WASHINGTON, May 4 (Xinhua) -- International Monetary Fund (IMF) Managing Director Christine Lagarde spoke highly of Portuguese government's efforts to consolidate fiscal order and implement structural reforms on Sunday, as the country has decided to end the bailout program by the international lender.
"The Portuguese authorities have established a strong track record of policy implementation to address the country' s long-standing structural problems. This bodes well as Portugal exits its EU/IMF-supported program," Lagarde said in a statement.
"Although uncertainties and challenges remain, Portugal is now in a strong position to complete the consolidation of public finances and further deepen structural reforms, which will be essential to achieve sustainable growth and job creation," she said.
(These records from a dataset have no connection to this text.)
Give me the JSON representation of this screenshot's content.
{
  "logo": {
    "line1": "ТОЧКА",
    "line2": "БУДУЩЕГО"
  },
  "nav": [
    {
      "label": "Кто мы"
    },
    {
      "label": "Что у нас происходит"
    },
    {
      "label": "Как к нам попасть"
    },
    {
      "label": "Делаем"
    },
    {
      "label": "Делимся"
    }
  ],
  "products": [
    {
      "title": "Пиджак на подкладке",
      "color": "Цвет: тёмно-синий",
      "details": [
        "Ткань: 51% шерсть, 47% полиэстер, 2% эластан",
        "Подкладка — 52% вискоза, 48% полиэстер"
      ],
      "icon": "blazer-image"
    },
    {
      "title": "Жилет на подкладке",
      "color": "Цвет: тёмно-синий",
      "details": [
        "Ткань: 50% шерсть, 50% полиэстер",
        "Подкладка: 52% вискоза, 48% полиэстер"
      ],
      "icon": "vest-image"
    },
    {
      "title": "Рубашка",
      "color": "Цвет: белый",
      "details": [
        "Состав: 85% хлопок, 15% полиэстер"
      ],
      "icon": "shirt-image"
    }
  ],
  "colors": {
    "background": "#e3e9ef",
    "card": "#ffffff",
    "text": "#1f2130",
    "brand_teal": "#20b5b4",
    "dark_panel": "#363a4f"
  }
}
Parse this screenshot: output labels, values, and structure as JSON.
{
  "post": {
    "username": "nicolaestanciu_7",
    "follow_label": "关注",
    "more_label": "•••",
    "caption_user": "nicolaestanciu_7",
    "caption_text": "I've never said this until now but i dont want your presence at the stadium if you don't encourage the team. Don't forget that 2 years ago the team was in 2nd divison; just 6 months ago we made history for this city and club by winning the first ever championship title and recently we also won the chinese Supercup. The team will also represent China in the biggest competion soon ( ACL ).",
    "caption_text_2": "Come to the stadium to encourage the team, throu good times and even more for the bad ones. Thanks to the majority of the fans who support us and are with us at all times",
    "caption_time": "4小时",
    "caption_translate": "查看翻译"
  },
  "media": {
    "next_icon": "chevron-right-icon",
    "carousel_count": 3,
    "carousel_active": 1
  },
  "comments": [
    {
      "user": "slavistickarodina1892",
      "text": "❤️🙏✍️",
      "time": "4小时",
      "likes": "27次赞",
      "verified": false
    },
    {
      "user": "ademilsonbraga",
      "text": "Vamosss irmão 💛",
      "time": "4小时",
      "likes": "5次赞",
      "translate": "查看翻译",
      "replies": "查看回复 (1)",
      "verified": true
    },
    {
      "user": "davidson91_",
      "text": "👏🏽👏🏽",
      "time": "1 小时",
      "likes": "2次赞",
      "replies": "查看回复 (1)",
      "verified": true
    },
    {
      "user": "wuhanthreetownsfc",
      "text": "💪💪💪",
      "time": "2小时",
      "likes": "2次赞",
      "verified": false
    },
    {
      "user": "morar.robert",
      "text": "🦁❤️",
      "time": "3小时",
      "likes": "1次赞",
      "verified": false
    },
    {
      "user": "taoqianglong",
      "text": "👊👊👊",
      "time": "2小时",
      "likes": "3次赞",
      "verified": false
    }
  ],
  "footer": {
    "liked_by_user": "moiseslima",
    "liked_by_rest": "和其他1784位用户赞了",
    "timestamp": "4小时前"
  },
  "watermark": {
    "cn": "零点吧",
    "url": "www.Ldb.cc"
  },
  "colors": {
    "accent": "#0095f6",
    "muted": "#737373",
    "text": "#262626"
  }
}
Portuguese Prime Minister Pedro Passos Coelho announced Sunday that the debt-laden country saw an end to the bailout program with the international lenders, namely the European Central Bank, the International Monetary Fund and the European Commission, without applying for a precautionary credit line and restoring complete sovereignty over financing in the world market.
Portugal's economy showed early sign of recovery since the second half of last year after the country signed a 78-billion-euro (108 billion U.S. dollars) bailout program in May 2011 with the international lenders. ' The Portuguese government has been implementing harsh austerity measures to meet the deficit target set by the lenders. The Portuguese government estimated the country's economy to grow 1.2 percent this year, and the deficit-to-GDP ration would fall to less than 4 percent.
However, the international lenders have warned that a precautionary line could be a more sensible option. Lagarde said the IMF looks forward to continuing to work closely with the Portuguese authorities to address the remaining challenges.